Meeting with local officials from the North and South Forks, newly elected U.S. Representative Lee Zeldin held a press conference on Sunday at Southold Town Hall stressing the need for finding a solution to the helicopter noise issue on the East End.
“The persistent issue of helicopter noise on the East End, summer after summer, has become an increasing impediment on the quality of life of many of my constituents,” said Mr. Zeldin, the vice chairman of the House Subcommittee on Aviation, in a release. “That’s why I am calling on the FAA to find an immediate solution for this problem, especially since it continues to get worse.”
The East Hampton Town Board is set to hold a hearing on Thursday, March 12, on proposed restrictions aimed at reducing East Hampton Airport noise complaints. The hearing was originally scheduled for last week, but was canceled due to a severe snow storm.
The hearing will take place at 4:30 p.m. at LTV Studios on Industrial Road in Wainscott, just south of the airport, as originally planned last week.
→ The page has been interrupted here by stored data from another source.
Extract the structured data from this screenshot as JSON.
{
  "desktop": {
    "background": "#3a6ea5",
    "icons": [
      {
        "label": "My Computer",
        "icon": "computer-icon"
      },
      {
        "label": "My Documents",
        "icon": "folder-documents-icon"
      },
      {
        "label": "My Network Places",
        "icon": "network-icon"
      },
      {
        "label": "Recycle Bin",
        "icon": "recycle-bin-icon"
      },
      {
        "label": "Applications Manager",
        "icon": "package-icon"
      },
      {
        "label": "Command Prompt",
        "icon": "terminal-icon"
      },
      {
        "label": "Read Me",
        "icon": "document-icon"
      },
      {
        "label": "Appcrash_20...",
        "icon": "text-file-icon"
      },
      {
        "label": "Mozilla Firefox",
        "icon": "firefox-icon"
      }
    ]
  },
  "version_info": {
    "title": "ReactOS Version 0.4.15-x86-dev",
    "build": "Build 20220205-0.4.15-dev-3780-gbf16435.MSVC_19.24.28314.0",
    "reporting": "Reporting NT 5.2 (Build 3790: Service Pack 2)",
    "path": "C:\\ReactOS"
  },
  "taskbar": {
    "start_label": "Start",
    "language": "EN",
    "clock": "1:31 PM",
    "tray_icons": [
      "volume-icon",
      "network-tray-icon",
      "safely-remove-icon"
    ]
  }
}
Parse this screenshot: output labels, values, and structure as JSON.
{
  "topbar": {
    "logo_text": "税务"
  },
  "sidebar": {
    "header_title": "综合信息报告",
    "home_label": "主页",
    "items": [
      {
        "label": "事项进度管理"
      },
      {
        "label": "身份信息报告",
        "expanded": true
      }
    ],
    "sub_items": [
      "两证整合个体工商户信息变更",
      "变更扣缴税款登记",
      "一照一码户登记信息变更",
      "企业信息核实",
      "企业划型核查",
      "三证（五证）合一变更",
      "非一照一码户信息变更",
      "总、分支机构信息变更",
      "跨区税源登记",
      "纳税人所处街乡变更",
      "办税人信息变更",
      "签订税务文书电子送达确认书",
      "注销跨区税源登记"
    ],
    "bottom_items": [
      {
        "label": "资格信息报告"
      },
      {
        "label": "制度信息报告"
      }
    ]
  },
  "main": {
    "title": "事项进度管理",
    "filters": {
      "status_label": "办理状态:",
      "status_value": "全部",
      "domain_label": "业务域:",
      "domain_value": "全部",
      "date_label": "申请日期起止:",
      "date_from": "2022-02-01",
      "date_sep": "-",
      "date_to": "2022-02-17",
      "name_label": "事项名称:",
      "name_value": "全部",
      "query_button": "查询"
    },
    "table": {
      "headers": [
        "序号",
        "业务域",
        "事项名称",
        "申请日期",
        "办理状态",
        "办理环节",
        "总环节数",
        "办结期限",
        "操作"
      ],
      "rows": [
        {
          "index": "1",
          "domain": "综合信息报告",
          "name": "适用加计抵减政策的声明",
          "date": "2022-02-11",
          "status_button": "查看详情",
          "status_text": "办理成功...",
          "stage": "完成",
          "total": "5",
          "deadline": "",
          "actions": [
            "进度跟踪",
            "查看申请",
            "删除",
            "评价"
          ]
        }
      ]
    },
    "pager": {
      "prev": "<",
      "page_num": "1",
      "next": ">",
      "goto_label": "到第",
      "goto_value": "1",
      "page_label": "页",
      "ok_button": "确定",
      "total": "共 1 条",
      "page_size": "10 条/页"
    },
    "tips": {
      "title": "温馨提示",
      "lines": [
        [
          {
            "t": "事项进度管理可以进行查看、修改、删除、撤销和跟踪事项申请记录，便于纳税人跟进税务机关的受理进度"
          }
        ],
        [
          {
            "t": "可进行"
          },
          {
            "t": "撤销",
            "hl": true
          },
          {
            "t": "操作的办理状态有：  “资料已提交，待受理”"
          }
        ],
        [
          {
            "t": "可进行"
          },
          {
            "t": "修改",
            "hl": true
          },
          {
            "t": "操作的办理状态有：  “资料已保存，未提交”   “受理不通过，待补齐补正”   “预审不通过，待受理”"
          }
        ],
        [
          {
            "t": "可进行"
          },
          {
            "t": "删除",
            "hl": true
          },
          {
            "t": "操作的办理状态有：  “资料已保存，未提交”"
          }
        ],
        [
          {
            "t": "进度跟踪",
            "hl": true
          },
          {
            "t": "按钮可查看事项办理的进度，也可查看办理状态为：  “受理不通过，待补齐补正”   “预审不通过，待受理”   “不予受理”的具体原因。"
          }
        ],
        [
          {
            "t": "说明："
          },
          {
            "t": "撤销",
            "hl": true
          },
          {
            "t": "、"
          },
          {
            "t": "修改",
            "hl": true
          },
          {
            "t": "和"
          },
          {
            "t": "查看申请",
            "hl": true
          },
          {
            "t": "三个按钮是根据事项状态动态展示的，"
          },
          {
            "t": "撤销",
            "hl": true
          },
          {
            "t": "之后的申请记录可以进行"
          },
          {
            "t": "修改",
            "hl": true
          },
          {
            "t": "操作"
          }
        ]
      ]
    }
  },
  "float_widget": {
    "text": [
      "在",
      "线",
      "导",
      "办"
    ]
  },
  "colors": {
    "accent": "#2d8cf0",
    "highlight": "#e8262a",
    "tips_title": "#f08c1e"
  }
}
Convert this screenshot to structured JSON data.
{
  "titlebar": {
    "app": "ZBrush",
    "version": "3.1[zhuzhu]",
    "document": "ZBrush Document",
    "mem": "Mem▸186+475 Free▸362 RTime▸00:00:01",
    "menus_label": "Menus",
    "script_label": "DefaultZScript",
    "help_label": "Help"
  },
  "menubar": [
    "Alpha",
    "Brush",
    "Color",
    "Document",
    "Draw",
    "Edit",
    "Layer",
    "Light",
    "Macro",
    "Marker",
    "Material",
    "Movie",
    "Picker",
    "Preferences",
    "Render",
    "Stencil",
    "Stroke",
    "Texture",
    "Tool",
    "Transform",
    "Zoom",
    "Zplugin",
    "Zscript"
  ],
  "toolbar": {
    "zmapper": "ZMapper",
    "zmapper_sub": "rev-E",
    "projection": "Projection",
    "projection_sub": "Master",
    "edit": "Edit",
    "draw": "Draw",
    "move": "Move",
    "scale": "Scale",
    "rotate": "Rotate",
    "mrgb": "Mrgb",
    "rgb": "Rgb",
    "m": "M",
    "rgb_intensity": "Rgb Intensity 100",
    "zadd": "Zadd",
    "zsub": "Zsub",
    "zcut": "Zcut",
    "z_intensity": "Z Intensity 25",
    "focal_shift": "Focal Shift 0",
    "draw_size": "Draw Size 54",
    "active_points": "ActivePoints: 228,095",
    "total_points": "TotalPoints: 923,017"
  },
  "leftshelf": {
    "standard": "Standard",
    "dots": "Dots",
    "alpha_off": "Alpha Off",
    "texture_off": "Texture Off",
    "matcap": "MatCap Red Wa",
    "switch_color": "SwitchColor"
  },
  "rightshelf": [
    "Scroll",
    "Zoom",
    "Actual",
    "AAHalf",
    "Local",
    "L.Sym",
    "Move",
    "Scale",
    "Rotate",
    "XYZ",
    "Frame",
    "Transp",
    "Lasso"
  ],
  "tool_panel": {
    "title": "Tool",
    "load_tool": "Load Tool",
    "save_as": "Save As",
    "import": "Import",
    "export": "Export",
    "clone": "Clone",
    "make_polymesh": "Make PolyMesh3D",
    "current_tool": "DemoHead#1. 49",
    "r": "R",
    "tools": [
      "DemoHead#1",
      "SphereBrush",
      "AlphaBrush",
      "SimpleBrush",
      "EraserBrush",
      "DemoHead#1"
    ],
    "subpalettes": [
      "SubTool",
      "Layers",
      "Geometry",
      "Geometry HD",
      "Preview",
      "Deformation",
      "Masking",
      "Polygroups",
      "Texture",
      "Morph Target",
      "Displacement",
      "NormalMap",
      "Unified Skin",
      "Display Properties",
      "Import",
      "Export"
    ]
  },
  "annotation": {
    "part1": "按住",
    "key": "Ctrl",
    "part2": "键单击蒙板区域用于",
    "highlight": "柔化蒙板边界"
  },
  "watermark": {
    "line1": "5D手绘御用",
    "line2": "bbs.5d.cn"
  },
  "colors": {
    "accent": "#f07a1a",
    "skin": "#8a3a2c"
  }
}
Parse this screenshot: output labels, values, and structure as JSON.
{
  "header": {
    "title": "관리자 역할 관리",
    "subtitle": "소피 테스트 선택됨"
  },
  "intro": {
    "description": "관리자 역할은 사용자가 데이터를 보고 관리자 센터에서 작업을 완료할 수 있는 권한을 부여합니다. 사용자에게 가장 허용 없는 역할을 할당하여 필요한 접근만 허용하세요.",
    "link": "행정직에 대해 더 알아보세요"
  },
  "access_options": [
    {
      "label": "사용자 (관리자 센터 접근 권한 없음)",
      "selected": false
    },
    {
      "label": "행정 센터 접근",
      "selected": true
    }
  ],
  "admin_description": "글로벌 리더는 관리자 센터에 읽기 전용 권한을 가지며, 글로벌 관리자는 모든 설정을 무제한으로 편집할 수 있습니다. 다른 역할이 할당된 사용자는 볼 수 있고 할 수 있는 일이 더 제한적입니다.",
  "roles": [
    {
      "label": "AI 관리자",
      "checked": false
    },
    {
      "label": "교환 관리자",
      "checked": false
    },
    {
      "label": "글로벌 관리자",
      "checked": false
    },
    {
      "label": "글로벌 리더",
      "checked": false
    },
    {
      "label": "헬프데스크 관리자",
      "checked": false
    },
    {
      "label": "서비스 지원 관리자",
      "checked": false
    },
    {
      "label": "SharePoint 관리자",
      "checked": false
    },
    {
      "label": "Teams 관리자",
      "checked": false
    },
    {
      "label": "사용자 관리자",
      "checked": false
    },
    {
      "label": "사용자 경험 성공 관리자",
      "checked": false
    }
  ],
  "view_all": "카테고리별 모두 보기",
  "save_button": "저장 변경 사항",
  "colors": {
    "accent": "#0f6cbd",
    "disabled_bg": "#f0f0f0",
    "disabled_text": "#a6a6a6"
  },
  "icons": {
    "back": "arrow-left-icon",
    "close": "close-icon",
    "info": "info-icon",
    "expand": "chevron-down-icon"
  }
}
The town will listen to comment on four separate proposals. One would ban helicopters from landing or taking off at the airport during summer weekends. Another would impose a curfew from 11 p.m. to 7 a.m. for all aircraft and a third would impose an even stricter curfew for “noisy” aircraft. A fourth law is aimed at limiting the number of touch-and-go operations, in which pilots practice landings and takeoffs, allowed by louder aircraft at the airport during the summer season.
Noise complaints, which once came from residents living on either side of the airport in East Hampton and Southampton towns, have expanded to include North Haven, Shelter Island, and Southold Town.
“Helicopter noise continues to be a substantial problem on the East End. It has, and will continue to negatively affect the quality of life for year-round residents and adversely impact our regional economy dependent on tourism and the second home industry,” said Assemblyman Fred W. Thiele Jr. “East End elected officials, representing all levels of government, must renew efforts to work together to facilitate an end point which is favorable to all of our constituents and the Town of East Hampton.”
East Hampton Town Supervisor Larry Cantwell thanked Mr. Zeldin, who was elected in November, for his support for “local control of the East Hampton Airport, the epicenter of the aircraft noise issue, in the ongoing effort to mitigate this noise, which affects so many residents across the East End.”
“Those who enjoy the benefits of the helicopter flights should endure the noise and pollution,” added Shelter Island Supervisor James Dougherty. “It’s as simple as that.”
“We are delighted and extremely grateful to the congressman for making aircraft noise abatement his first official act as our federally elected representative,” said Kathleen Cunningham, chairwoman of the Quiet Skies Coalition. “The East Hampton Town Board has worked in a transparent and comprehensive way to propose policy that will protect the public from the adverse health, environmental and economic impacts of aircraft noise, while supporting a safely maintained, recreational airport. In league with our Congressman’s efforts on the federal level, the noise affected can finally feel confident that their concerns are being effectively addressed.”
As the town board prepares to take action on the airport, the battle lines have been clearly drawn.
Last week, on the eve of the originally scheduled hearing, the town’s Budget and Finance Advisory Committee informed the town board that it would not be able to deliver a promised report on the potential impact the four laws would have on the airport’s bottom line.
Shortly after that announcement, Loren Riegelhaupt, a spokesman for Friends of the East Hampton Airport, sent out a release calling the committee’s failure to produce the report a “major blow” to the town’s proposed legislation.
“The finance committee’s refusal to sign off on this deeply misguided proposal confirms the true economic hazards of the plan and the town board’s blatant disregard for these risks,” he stated.
Later in the week, fliers from the Friends of the East Hampton Airport were distributed around town, urging residents to oppose restrictions to the airport, stating the town board was poised to “vote to virtually shut down our airport this summer, which will be a punch in the gut to the local economy.”
The flier says the restrictions will result in lost jobs, local businesses closing, millions of dollars in lost economic activity, higher property taxes and lower property values. It urges residents to call at least 10 friends or family members and ask them to come out in support of the airport.
The budget committee is made up of both aviation interests as well as a group drawn from airport opponents. Representatives from the latter group cried foul, saying the pro-airport members of the group had intentionally refused to sign off on its findings. Since the committee operated on a consensus basis in which all members had to agree to its findings, the actions of the aviation interests effectively sabotaged the report, they said.
“The report of the committee is not merely delayed or untimely. It will never be issued, because members of the committee with aviation interests will not permit a report that shows any circumstances under which the airport will be self-sustaining,” said David Gruber, a committee member and longtime airport critic.